Tous ces points peuvent se discuter et certains sont même incontestablement à soutenir.

Honnêteté intellectuelle

Connaissant les arcanes du pouvoir et la qualité des services de l’État, je sais que les réponses à ces questions existent. Les publier et les consolider dans un tableau d’équilibre aurait été indispensable pour prétendre parler de responsabilité et de financement… Et sans doute pour donner suite ou renoncer à certaines propositions.
L’honnêteté intellectuelle aurait aussi consisté, sur les questions de financement, à ne pas oublier de prendre en compte les réserves existantes et la fin de la CADES qui laissera autour de 20 milliards de disponibles tous les ans après 2024.

Indépendamment de la nébuleuse entretenue sur l’équilibre global, un flou important subsiste sur les conséquences individuelles des futures règles du système. Qu’on ne me dise pas que de meilleurs outils de simulations individualisées n’auraient pas pu voir le jour après deux ans de travaux. Là encore, je connais la qualité des personnels de L’État.

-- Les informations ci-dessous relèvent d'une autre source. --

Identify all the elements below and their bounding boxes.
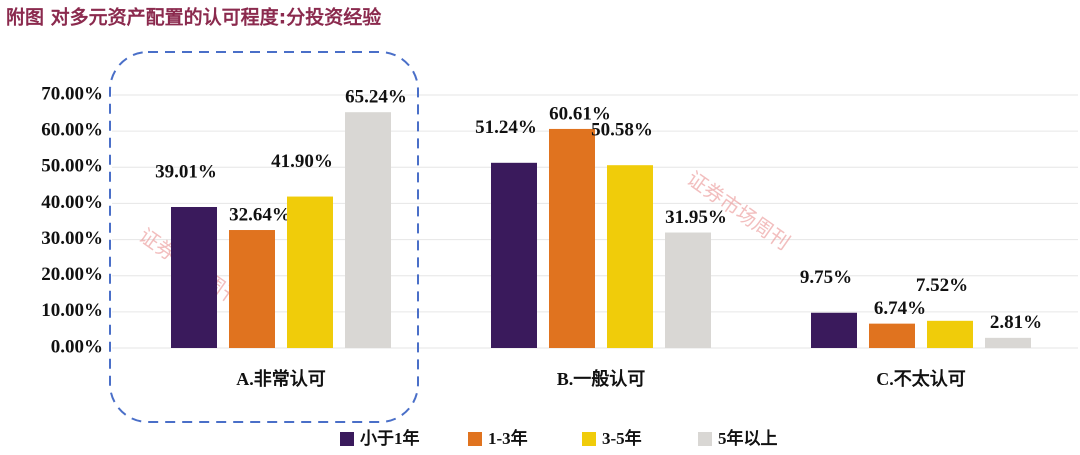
- value-label: 41.90%: [271, 151, 333, 172]
- value-label: 50.58%: [591, 120, 653, 141]
- x-tick-label: A.非常认可: [236, 368, 326, 389]
- bar: [229, 230, 275, 348]
- value-label: 31.95%: [665, 207, 727, 228]
- legend-swatch: [340, 432, 354, 446]
- legend-label: 5年以上: [718, 428, 778, 448]
- bar: [171, 207, 217, 348]
- y-tick-label: 0.00%: [51, 336, 103, 357]
- bar: [869, 323, 915, 348]
- bar: [985, 337, 1031, 348]
- y-tick-label: 30.00%: [41, 228, 103, 249]
- y-tick-label: 50.00%: [41, 156, 103, 177]
- x-tick-label: C.不太认可: [876, 368, 966, 389]
- chart-title: 附图 对多元资产配置的认可程度:分投资经验: [6, 6, 382, 29]
- value-label: 9.75%: [800, 267, 852, 288]
- y-tick-label: 60.00%: [41, 120, 103, 141]
- bar: [491, 162, 537, 348]
- bar: [287, 196, 333, 348]
- bar: [927, 320, 973, 348]
- y-tick-label: 20.00%: [41, 264, 103, 285]
- value-label: 2.81%: [990, 312, 1042, 333]
- value-label: 51.24%: [475, 117, 537, 138]
- bar: [811, 312, 857, 348]
- legend-swatch: [468, 432, 482, 446]
- legend-label: 1-3年: [488, 428, 528, 448]
- bar: [665, 232, 711, 348]
- legend-swatch: [582, 432, 596, 446]
- legend-swatch: [698, 432, 712, 446]
- bar: [345, 112, 391, 348]
- bar: [607, 165, 653, 348]
- y-tick-label: 10.00%: [41, 300, 103, 321]
- y-tick-label: 40.00%: [41, 192, 103, 213]
- legend-label: 3-5年: [602, 428, 642, 448]
- y-tick-label: 70.00%: [41, 83, 103, 104]
- bar: [549, 128, 595, 348]
- value-label: 7.52%: [916, 275, 968, 296]
- value-label: 65.24%: [345, 87, 407, 108]
- value-label: 32.64%: [229, 204, 291, 225]
- value-label: 39.01%: [155, 161, 217, 182]
- value-label: 60.61%: [549, 103, 611, 124]
- x-tick-label: B.一般认可: [557, 368, 646, 389]
- legend-label: 小于1年: [360, 428, 420, 448]
- value-label: 6.74%: [874, 298, 926, 319]
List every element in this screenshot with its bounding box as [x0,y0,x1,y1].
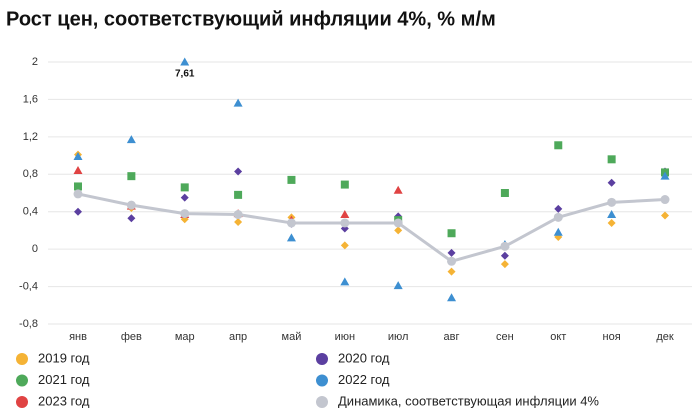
point [554,204,563,213]
y-tick-label: -0,4 [19,280,38,292]
point [554,141,563,150]
point [447,229,456,238]
point [393,218,403,228]
point [340,241,349,250]
point [180,193,189,202]
legend-marker [316,353,328,365]
point [126,200,136,210]
x-tick-label: фев [121,331,142,343]
point [340,180,349,189]
point [607,197,617,207]
point [553,227,563,236]
y-tick-label: 0,8 [23,168,38,180]
point [500,260,509,269]
legend-label: 2020 год [338,350,390,365]
point [553,212,563,222]
y-tick-label: 0,4 [23,206,38,218]
x-tick-label: июл [388,331,409,343]
point [447,248,456,257]
point [340,210,350,219]
value-label: 7,61 [175,69,195,80]
x-tick-label: апр [229,331,247,343]
legend-marker [16,374,28,387]
point [74,182,82,191]
point [233,98,243,107]
legend-label: 2019 год [38,350,90,365]
x-tick-label: июн [335,331,355,343]
point [607,210,617,219]
y-tick-label: 0 [32,243,38,255]
y-tick-label: 2 [32,56,38,68]
y-tick-label: -0,8 [19,318,38,330]
point [127,214,136,223]
point [394,226,403,235]
point [607,155,616,164]
x-tick-label: май [282,331,302,343]
chart-title: Рост цен, соответствующий инфляции 4%, %… [6,8,496,30]
point [286,233,296,242]
legend-marker [16,396,28,408]
point [340,218,350,228]
point [127,172,136,181]
line [77,192,666,263]
point [287,175,296,184]
point [73,189,83,199]
point [234,218,243,227]
point [180,57,190,66]
x-tick-label: ноя [603,331,621,343]
point [73,166,83,175]
legend-label: Динамика, соответствующая инфляции 4% [338,393,599,408]
x-tick-label: окт [550,331,566,343]
point [234,190,243,199]
point [73,152,83,161]
point [607,178,616,187]
point [447,267,456,276]
y-tick-label: 1,6 [23,93,38,105]
point [286,218,296,228]
point [660,195,670,205]
point [126,135,136,144]
point [447,256,457,266]
point [500,251,509,260]
legend-label: 2021 год [38,372,90,387]
point [607,218,616,227]
point [500,189,509,197]
legend-marker [16,353,28,365]
point [661,211,669,220]
x-tick-label: дек [656,331,674,343]
point [660,171,670,180]
point [393,185,403,194]
x-tick-label: янв [69,331,87,343]
point [233,210,243,220]
point [180,183,189,192]
legend-label: 2023 год [38,393,90,408]
x-tick-label: сен [496,331,514,343]
point [234,167,243,176]
point [393,281,403,290]
x-tick-label: авг [444,331,460,343]
x-tick-label: мар [175,331,195,343]
point [180,209,190,219]
legend-marker [316,374,328,387]
y-tick-label: 1,2 [23,131,38,143]
point [74,207,82,216]
legend-marker [316,396,328,408]
point [447,293,457,302]
point [500,241,510,251]
point [340,277,350,286]
legend-label: 2022 год [338,372,390,387]
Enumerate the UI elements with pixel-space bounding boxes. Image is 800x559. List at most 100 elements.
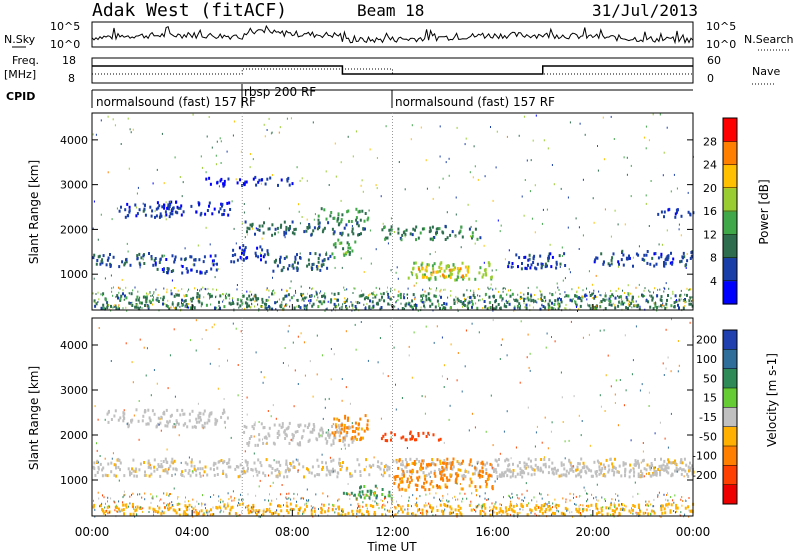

Fournir des réponses précises à ces questions précises, ce serait l’occasion pour le Président et son gouvernement, de redonner de la noblesse et du sérieux à nos débats politiques. Pour cela, il faudrait se donner du temps, et adopter une autre forme de courage politique. Celle qui ne consiste pas à montrer ses biscoteaux pour passer en force, mais chercher inlassablement le consensus par la force de conviction réciproque.